Welcome to project 7 of my twenty projects in twenty days series series!
This project will look at an easy way to setup some failure notifications on your Lambda functions. When you’re trying to do this there are a lot of options. You can use CloudWatch Metrics and Alarms tied to SNS topics, CloudWatch Log Subscriptions, and a variety of other custom third party tools. But if you want a relatively simple way to get a log of failures in your inbox, you can hook your functions up with Event Destinations for failures.
In order to create the SNS topic and deploy your Lambda function in this tutorial you’ll need:
- The Serverless Framework installed
- The AWS CLI installed and configured with your AWS credentials
You’ll want to start by creating the SNS topic. You can do this easily with the AWS CLI:
aws sns create-topic --name myEventDestinationTopic
From there, you should get a response that contains the ARN of the SNS Topic that should look something like this: arn:aws:sns:us-east-1:666777888889:myEventDestinationTopic
- keep that around for later.
Next, you’ll want to subscribe any emails you need failure notifications sent to. You can also do this with the AWS CLI:
aws sns subscribe \
--topic-arn arn:aws:sns:us-east-1:666777888889:myEventDestinationTopic \
--protocol email \
--notification-endpoint "your.email@gmail.com"
This should send that email a request to confirm the SNS subscription, go check your email inbox and then confirm the subscription.
From there, you can create a Lambda function that has the SNS topic as a destination. I did this with the Serverless Framework. Here’s my code.
Let’s take a look at it. First, I created a serverless.yml
file that looked like this:
service: event-destinations
provider:
name: aws
runtime: python3.8
functions:
importantFunction:
handler: handler.starting
destinations:
onFailure: "arn:aws:sns:us-east-1:666777888889:myEventDestinationTopic"
This references the ARN of the myEventDestinationTopic SNS Topic which we just created earlier. You’ll need to use your topic ARN. It also references the Python handler in handler.py
which looks like this:
import json
def starting(event, context):
if event["Success"] == True:
response = {
"statusCode": 200,
"body": json.dumps(event)
}
return response
else:
print("Time to fail!")
raise Exception("Some serious failure")
Basically, this just allows us to send a test payload in to trigger the function and either have it succeed if we sent it a true “Success” event or fail otherwise.

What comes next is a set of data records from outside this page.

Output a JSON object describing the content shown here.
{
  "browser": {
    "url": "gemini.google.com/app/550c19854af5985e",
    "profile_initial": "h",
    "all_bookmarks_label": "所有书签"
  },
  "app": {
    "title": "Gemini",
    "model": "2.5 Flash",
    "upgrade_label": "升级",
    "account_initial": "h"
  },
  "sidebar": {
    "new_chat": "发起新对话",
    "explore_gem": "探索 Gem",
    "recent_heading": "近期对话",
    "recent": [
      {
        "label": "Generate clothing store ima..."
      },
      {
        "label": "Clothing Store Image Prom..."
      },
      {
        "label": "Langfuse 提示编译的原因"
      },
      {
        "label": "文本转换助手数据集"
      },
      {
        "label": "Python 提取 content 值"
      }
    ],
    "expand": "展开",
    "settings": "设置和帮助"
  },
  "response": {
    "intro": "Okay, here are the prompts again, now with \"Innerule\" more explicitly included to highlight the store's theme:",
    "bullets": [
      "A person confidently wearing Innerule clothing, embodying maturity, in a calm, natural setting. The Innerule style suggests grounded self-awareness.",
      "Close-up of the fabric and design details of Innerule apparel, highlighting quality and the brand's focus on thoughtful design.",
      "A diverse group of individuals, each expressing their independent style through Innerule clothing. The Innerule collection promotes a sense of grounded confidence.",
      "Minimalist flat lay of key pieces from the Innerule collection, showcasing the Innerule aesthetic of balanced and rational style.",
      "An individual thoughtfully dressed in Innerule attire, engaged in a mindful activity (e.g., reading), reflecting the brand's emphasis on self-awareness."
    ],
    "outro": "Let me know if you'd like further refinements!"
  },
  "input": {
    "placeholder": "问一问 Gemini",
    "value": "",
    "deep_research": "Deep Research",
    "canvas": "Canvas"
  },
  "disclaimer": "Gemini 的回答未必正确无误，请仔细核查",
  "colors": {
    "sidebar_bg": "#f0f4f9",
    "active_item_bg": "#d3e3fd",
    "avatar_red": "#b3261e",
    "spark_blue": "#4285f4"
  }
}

From there, you can run serverless deploy
to deploy our your function. You should see something like this:
Service Information
service: event-destinations
stage: dev
region: us-east-1
stack: event-destinations-dev
resources: 7
api keys:
None
endpoints:
None
functions:
importantFunction: event-destinations-dev-importantFunction
layers:
None
In order to test your function, you’ll need the name of the function that was created from the deployment. In the service information above that came out of my deployment this is: event-destinations-dev-importantFunction
.
To test the event destination we can run the following AWS CLI command to make sure the Event
type invocation will trigger the function and if it fails send an email notification to us:
aws lambda invoke \
--function-name event-destinations-dev-importantFunction \
--invocation-type Event \
--payload '{ "Success": false }' response.json
This should cause a failure for our function and result in an email notification in our inbox.
A quick caveat
This might not be the best solution for immediate alerting and notifications. From my initial tests with event destinations, these failure messages can sometimes take a few minutes to appear. As such, they aren’t the best for real-time alerting and debugging.